The question is, why didn’t any of the ‘specialists’ we had look at it over the years catch this problem?  Why didn’t I?  Because we were focused on the symptom, not the actual problem.

Isn’t that often the same type of thing we encounter when faced with problems at work?  It’s easy to get caught up in the symptoms of a problem rather than the actual root cause of the issue.  It leads to continuous ‘band-aids’ on the process but never results in an actual fix.

So how do we train ourselves to get to an actual root cause?  One of my favorite exercises is called the 5 Why’s.   Train yourself to think like a 3-year-old and ask ‘Why?”  In the case of my daughter’s wheelchair it would go something like this:

Why is the tire being damaged?
Because the brake is digging into the rubber.

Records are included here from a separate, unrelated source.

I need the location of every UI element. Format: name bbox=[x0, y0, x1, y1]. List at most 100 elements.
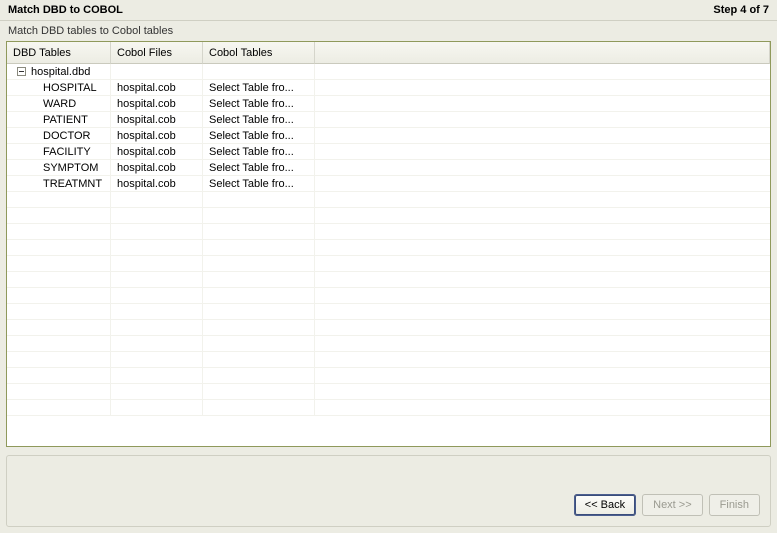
empty-cell bbox=[203, 240, 315, 255]
cobol-table-label: Select Table fro... bbox=[209, 162, 294, 174]
empty-cell bbox=[315, 160, 770, 175]
empty-cell bbox=[7, 224, 111, 239]
dbd-label: DOCTOR bbox=[43, 130, 90, 142]
empty-row bbox=[7, 352, 770, 368]
column-header-dbd[interactable]: DBD Tables bbox=[7, 42, 111, 64]
table-row[interactable]: FACILITY hospital.cob Select Table fro... bbox=[7, 144, 770, 160]
empty-cell bbox=[315, 304, 770, 319]
empty-cell bbox=[315, 336, 770, 351]
tree-root-row[interactable]: hospital.dbd bbox=[7, 64, 770, 80]
empty-row bbox=[7, 272, 770, 288]
cobol-file-cell[interactable]: hospital.cob bbox=[111, 144, 203, 159]
dbd-label: TREATMNT bbox=[43, 178, 102, 190]
cobol-file-label: hospital.cob bbox=[117, 146, 176, 158]
expand-collapse-icon[interactable] bbox=[17, 67, 26, 76]
empty-row bbox=[7, 320, 770, 336]
empty-cell bbox=[111, 288, 203, 303]
column-header-spacer bbox=[315, 42, 770, 64]
cobol-file-label: hospital.cob bbox=[117, 114, 176, 126]
cobol-file-cell[interactable]: hospital.cob bbox=[111, 96, 203, 111]
empty-cell bbox=[7, 320, 111, 335]
empty-cell bbox=[203, 320, 315, 335]
empty-cell bbox=[315, 256, 770, 271]
cobol-table-cell[interactable]: Select Table fro... bbox=[203, 176, 315, 191]
dbd-cell[interactable]: WARD bbox=[7, 96, 111, 111]
empty-cell bbox=[203, 208, 315, 223]
empty-cell bbox=[315, 144, 770, 159]
empty-cell bbox=[315, 112, 770, 127]
table-header: DBD Tables Cobol Files Cobol Tables bbox=[7, 42, 770, 64]
empty-cell bbox=[7, 272, 111, 287]
empty-cell bbox=[315, 64, 770, 79]
cobol-table-cell[interactable]: Select Table fro... bbox=[203, 144, 315, 159]
dbd-cell[interactable]: TREATMNT bbox=[7, 176, 111, 191]
empty-cell bbox=[315, 176, 770, 191]
cobol-file-cell[interactable]: hospital.cob bbox=[111, 112, 203, 127]
wizard-window: Match DBD to COBOL Step 4 of 7 Match DBD… bbox=[0, 0, 777, 533]
cobol-table-cell[interactable]: Select Table fro... bbox=[203, 160, 315, 175]
empty-cell bbox=[315, 368, 770, 383]
dbd-cell[interactable]: DOCTOR bbox=[7, 128, 111, 143]
table-row[interactable]: WARD hospital.cob Select Table fro... bbox=[7, 96, 770, 112]
dbd-label: PATIENT bbox=[43, 114, 88, 126]
cobol-table-label: Select Table fro... bbox=[209, 82, 294, 94]
empty-cell bbox=[7, 400, 111, 415]
empty-cell bbox=[111, 320, 203, 335]
empty-cell bbox=[203, 256, 315, 271]
dbd-cell[interactable]: FACILITY bbox=[7, 144, 111, 159]
cobol-file-label: hospital.cob bbox=[117, 178, 176, 190]
table-row[interactable]: SYMPTOMhospital.cob Select Table fro... bbox=[7, 160, 770, 176]
cobol-file-cell[interactable]: hospital.cob bbox=[111, 128, 203, 143]
empty-row bbox=[7, 192, 770, 208]
finish-button[interactable]: Finish bbox=[709, 494, 760, 516]
empty-cell bbox=[111, 224, 203, 239]
empty-cell bbox=[7, 368, 111, 383]
dbd-cell[interactable]: PATIENT bbox=[7, 112, 111, 127]
cobol-table-cell[interactable]: Select Table fro... bbox=[203, 80, 315, 95]
next-button[interactable]: Next >> bbox=[642, 494, 703, 516]
empty-cell bbox=[315, 320, 770, 335]
empty-cell bbox=[111, 256, 203, 271]
cobol-file-cell[interactable]: hospital.cob bbox=[111, 160, 203, 175]
empty-row bbox=[7, 400, 770, 416]
cobol-file-cell[interactable]: hospital.cob bbox=[111, 176, 203, 191]
cobol-table-label: Select Table fro... bbox=[209, 178, 294, 190]
dbd-label: WARD bbox=[43, 98, 76, 110]
empty-cell bbox=[203, 192, 315, 207]
dbd-cell[interactable]: HOSPITAL bbox=[7, 80, 111, 95]
tree-root-cell[interactable]: hospital.dbd bbox=[7, 64, 111, 79]
empty-cell bbox=[315, 80, 770, 95]
cobol-file-cell[interactable]: hospital.cob bbox=[111, 80, 203, 95]
table-row[interactable]: DOCTOR hospital.cobSelect Table fro... bbox=[7, 128, 770, 144]
cobol-table-cell[interactable]: Select Table fro... bbox=[203, 96, 315, 111]
empty-cell bbox=[315, 224, 770, 239]
cobol-table-cell[interactable]: Select Table fro... bbox=[203, 128, 315, 143]
empty-cell bbox=[111, 64, 203, 79]
table-row[interactable]: HOSPITALhospital.cob Select Table fro... bbox=[7, 80, 770, 96]
empty-cell bbox=[111, 304, 203, 319]
empty-row bbox=[7, 384, 770, 400]
dbd-cell[interactable]: SYMPTOM bbox=[7, 160, 111, 175]
table-row[interactable]: TREATMNT hospital.cob Select Table fro... bbox=[7, 176, 770, 192]
empty-cell bbox=[315, 240, 770, 255]
empty-cell bbox=[203, 288, 315, 303]
mapping-table: DBD Tables Cobol Files Cobol Tables hosp… bbox=[6, 41, 771, 447]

Why is it digging into the rubber?
Because the brake is misaligned.

Why is the brake misaligned?
It’s too close to the wheel.

Why is it too close to the wheel?
The wheel is not properly installed.

Why is it not properly installed?
Because the bolt that holds the axle shaft needs to be adjusted. 

The same exercise can apply to almost any process problem, to help you get to the root cause.  It’s a very simple, but extremely valuable process improvement exercise.